© 2007 D.J. McGarel
digital piece entitled: Being
2007
This piece is part of an art exhibit entitled,
‘Portrait Without A Face.’
I begin each one of my pieces by drawing, painting and/or tossing dye onto a canvas. I then scan the painting onto my computer altering the image using two computer programs, Photoshop and/or Jasc PaintShop Pro. My mixed media pieces evolve when I take this digital image and then restructure this image upon the canvas surrounded by acrylic paints, torn and/or ripped paper or canvas, metal and various other items adhered onto the canvas. Each segment of this process should stand alone and have its own identity. I sometimes then re-photograph and/or rescan the mixed media pieces back into the computer and re-create a new digital art piece. This can become an endless circular process of digital, mixed media, digital and then mixed media.
One explanation for me using this technique as my mode of expression is that I am symbolizing the creation of an endless continuous life cycle: birth, death and rebirth. But I rather take a more post structural view for my creative expression, by asking the viewer/critic to be involved in the interpretation of my art. In my opinion, art and the expression of which is dialogical. It is a multi-faceted conversation that should proceed as a dialogue between the artist and the viewer. A more dialogical approach to this form of communication should be obtained in order to fully appreciate as well as one can the artist intent from multiple levels of expression. As such, I reject the idea that there is one purpose, one meaning and one singular concept that can sum up anything from whether it is a work of what society defines as art to the whole complex structure of what we, as a society call reality.
I prefer to work in the abstract because it gives the viewer/critic more of an opportunity to make an independent interpretation of my art work. I like expressing my works in the forms of grids depicting the fragmentation of life.
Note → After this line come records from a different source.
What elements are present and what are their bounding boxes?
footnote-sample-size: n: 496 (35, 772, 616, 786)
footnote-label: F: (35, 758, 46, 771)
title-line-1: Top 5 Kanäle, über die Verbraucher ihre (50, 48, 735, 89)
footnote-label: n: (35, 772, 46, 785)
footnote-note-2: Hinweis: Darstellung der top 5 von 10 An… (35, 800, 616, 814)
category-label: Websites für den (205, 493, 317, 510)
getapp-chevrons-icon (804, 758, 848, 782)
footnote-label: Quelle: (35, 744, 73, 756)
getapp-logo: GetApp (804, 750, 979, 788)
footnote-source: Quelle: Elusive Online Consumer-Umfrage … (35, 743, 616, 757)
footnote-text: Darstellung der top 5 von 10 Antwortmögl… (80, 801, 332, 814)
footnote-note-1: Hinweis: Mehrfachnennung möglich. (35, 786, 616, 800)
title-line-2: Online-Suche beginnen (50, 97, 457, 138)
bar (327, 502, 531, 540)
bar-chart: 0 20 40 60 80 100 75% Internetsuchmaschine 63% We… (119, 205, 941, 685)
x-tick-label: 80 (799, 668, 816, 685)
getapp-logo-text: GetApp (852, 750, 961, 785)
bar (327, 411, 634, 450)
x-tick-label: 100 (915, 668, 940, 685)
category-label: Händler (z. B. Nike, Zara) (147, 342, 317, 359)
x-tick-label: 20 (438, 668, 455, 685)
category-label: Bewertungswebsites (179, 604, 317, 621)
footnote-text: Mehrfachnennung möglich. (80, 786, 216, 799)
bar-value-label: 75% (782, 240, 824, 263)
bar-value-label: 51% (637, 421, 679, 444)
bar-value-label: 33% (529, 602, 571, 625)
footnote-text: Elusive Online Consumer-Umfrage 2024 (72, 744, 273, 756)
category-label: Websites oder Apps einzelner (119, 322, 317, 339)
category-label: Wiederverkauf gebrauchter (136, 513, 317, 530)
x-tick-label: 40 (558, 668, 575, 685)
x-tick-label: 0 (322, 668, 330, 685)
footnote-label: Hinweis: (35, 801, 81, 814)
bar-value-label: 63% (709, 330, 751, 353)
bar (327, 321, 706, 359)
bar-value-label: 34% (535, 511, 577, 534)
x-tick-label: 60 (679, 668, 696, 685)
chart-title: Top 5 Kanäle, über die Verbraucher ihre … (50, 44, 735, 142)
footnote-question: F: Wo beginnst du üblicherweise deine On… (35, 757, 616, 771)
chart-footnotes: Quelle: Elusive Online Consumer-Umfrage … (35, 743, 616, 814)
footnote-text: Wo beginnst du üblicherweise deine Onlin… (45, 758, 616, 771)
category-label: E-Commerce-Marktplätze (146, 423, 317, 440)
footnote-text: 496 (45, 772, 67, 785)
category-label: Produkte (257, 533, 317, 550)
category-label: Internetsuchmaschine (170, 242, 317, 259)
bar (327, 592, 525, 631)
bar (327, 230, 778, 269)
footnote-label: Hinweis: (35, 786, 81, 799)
As such, I choose to call this series ‘Portrait Without A Face’ because some of the main concepts depicted within these works are the expression of hidden desires, Carl Jung’s theory of our hidden self in relationship to our known self, the emotional state of individuals and society as a whole, and that life constantly re-creates and invents itself. We, as in Baudrillard’s theories, create our own reality.
Influences for my own artistic self expression include such contemporary artists as Mike and Doug Starn whose torn-up photographs introduced to me the concept of having the viewer feel the photo in a similar fashion as having the viewer feel the paint of a painting.